O que falta, então, para o mercado entrar em funcionamento? Quase tudo: ainda não foram aprovadas metodologias para contabilizar as emissões dos projectos, ainda não se sabe ao certo como funcionará a certificação e acompanhamento dos mesmos e ainda está por construir a plataforma onde os créditos de carbono serão transaccionados. Fica por responder a grande questão: ficarão resolvidas as preocupações com greenwashing (falsas alegações ambientais) levantadas pelas associações ambientalistas?

“Se for bem pensado e bem executado, poderá ter alguns benefícios”, afirma Carolina Silva, da associação ambientalista Zero.
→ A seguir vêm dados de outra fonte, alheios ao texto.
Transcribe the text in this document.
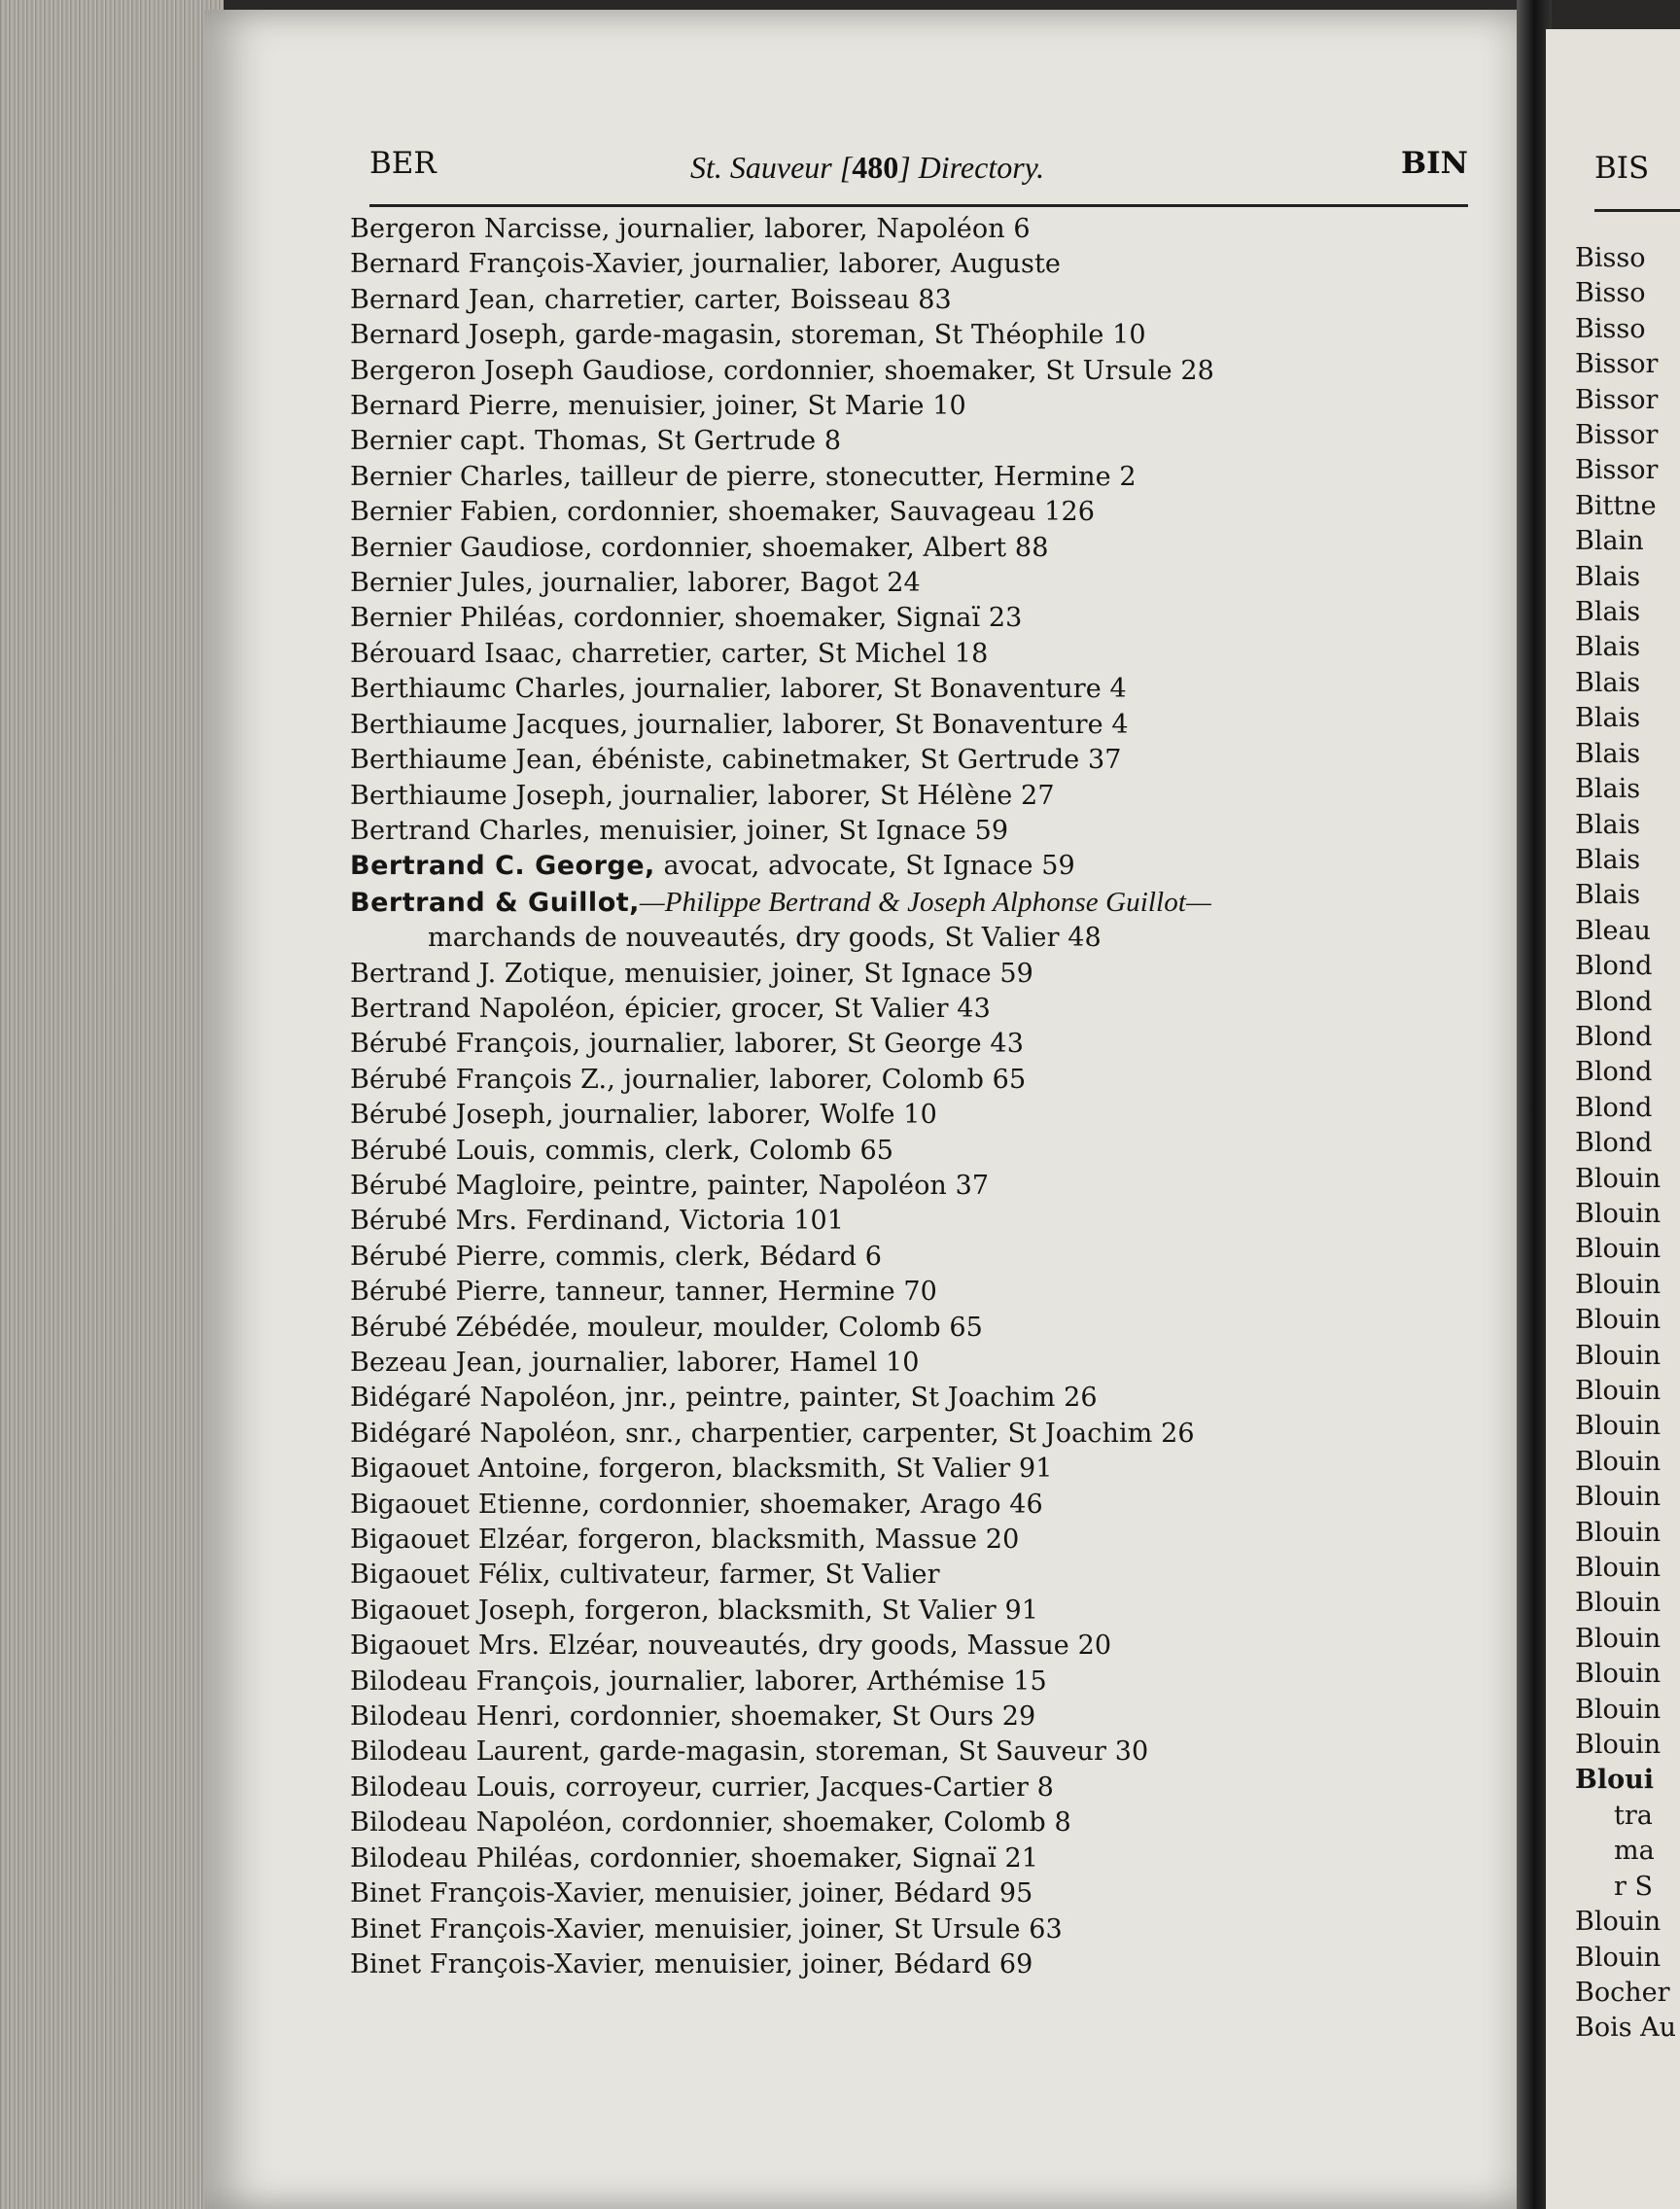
BIS
Bisso
Bisso
Bisso
Bissor
Bissor
Bissor
Bissor
Bittne
Blain
Blais
Blais
Blais
Blais
Blais
Blais
Blais
Blais
Blais
Blais
Bleau
Blond
Blond
Blond
Blond
Blond
Blond
Blouin
Blouin
Blouin
Blouin
Blouin
Blouin
Blouin
Blouin
Blouin
Blouin
Blouin
Blouin
Blouin
Blouin
Blouin
Blouin
Blouin
Bloui
tra
ma
r S
Blouin
Blouin
Bocher
Bois Au
BER	St. Sauveur [480] Directory.	BIN
Bergeron Narcisse, journalier, laborer, Napoléon 6
Bernard François-Xavier, journalier, laborer, Auguste
Bernard Jean, charretier, carter, Boisseau 83
Bernard Joseph, garde-magasin, storeman, St Théophile 10
Bergeron Joseph Gaudiose, cordonnier, shoemaker, St Ursule 28
Bernard Pierre, menuisier, joiner, St Marie 10
Bernier capt. Thomas, St Gertrude 8
Bernier Charles, tailleur de pierre, stonecutter, Hermine 2
Bernier Fabien, cordonnier, shoemaker, Sauvageau 126
Bernier Gaudiose, cordonnier, shoemaker, Albert 88
Bernier Jules, journalier, laborer, Bagot 24
Bernier Philéas, cordonnier, shoemaker, Signaï 23
Bérouard Isaac, charretier, carter, St Michel 18
Berthiaumc Charles, journalier, laborer, St Bonaventure 4
Berthiaume Jacques, journalier, laborer, St Bonaventure 4
Berthiaume Jean, ébéniste, cabinetmaker, St Gertrude 37
Berthiaume Joseph, journalier, laborer, St Hélène 27
Bertrand Charles, menuisier, joiner, St Ignace 59
Bertrand C. George, avocat, advocate, St Ignace 59
Bertrand & Guillot,—Philippe Bertrand & Joseph Alphonse Guillot—
marchands de nouveautés, dry goods, St Valier 48
Bertrand J. Zotique, menuisier, joiner, St Ignace 59
Bertrand Napoléon, épicier, grocer, St Valier 43
Bérubé François, journalier, laborer, St George 43
Bérubé François Z., journalier, laborer, Colomb 65
Bérubé Joseph, journalier, laborer, Wolfe 10
Bérubé Louis, commis, clerk, Colomb 65
Bérubé Magloire, peintre, painter, Napoléon 37
Bérubé Mrs. Ferdinand, Victoria 101
Bérubé Pierre, commis, clerk, Bédard 6
Bérubé Pierre, tanneur, tanner, Hermine 70
Bérubé Zébédée, mouleur, moulder, Colomb 65
Bezeau Jean, journalier, laborer, Hamel 10
Bidégaré Napoléon, jnr., peintre, painter, St Joachim 26
Bidégaré Napoléon, snr., charpentier, carpenter, St Joachim 26
Bigaouet Antoine, forgeron, blacksmith, St Valier 91
Bigaouet Etienne, cordonnier, shoemaker, Arago 46
Bigaouet Elzéar, forgeron, blacksmith, Massue 20
Bigaouet Félix, cultivateur, farmer, St Valier
Bigaouet Joseph, forgeron, blacksmith, St Valier 91
Bigaouet Mrs. Elzéar, nouveautés, dry goods, Massue 20
Bilodeau François, journalier, laborer, Arthémise 15
Bilodeau Henri, cordonnier, shoemaker, St Ours 29
Bilodeau Laurent, garde-magasin, storeman, St Sauveur 30
Bilodeau Louis, corroyeur, currier, Jacques-Cartier 8
Bilodeau Napoléon, cordonnier, shoemaker, Colomb 8
Bilodeau Philéas, cordonnier, shoemaker, Signaï 21
Binet François-Xavier, menuisier, joiner, Bédard 95
Binet François-Xavier, menuisier, joiner, St Ursule 63
Binet François-Xavier, menuisier, joiner, Bédard 69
Mas há um senão: “O diabo está nos detalhes, e os detalhes ainda não são conhecidos”, afirma a especialista da Zero em clima e energia. “Ainda não sabemos absolutamente nada sobre as metodologias.”

A Agência Portuguesa do Ambiente (APA), em colaboração com a Agência para a Energia (ADENE), “está a trabalhar no desenvolvimento das primeiras metodologias de carbono, dos critérios para a submissão de metodologias e de um portal informativo”, explica o Ministério do Ambiente e da Acção Climática (MAAC), em reposta ao PÚBLICO.

Conforme previsto no decreto-lei, descreve a tutela, estas metodologias vão passar por uma Comissão Técnica de Acompanhamento (cujo processo de designação está em preparação) “e por um processo de discussão pública, antecedendo a sua aprovação e divulgação pela APA”. Para a Zero, é “altamente positivo” que seja criada esta comissão, se bem que não seja garantido que a sociedade civil e as ONG de ambiente (ONGA) e de desenvolvimento (ONGD) tenham lugar neste organismo.

“O sector privado ou outras entidades públicas podem igualmente submeter as suas metodologias desde que cumpridos os princípios fundamentais subjacentes ao mercado”, acrescenta ainda o MAAC. O Instituto da Conservação da Natureza e das Florestas (ICNF), por exemplo, estará a acompanhar as metodologias com foco no sector florestal.

Afinal, para que precisamos de um mercado de carbono?

O mercado voluntário de carbono permite a transacção de “créditos de carbono”, que são gerados a partir de projectos que reduzem ou evitam a emissão de gases com efeito de estufa, estimando-se a quantidade de emissões de gases com efeito de estufa (GEE) que esses projectos conseguem mitigar através de metodologias específicas. Estes créditos podem então ser comprados por empresas ou outras entidades.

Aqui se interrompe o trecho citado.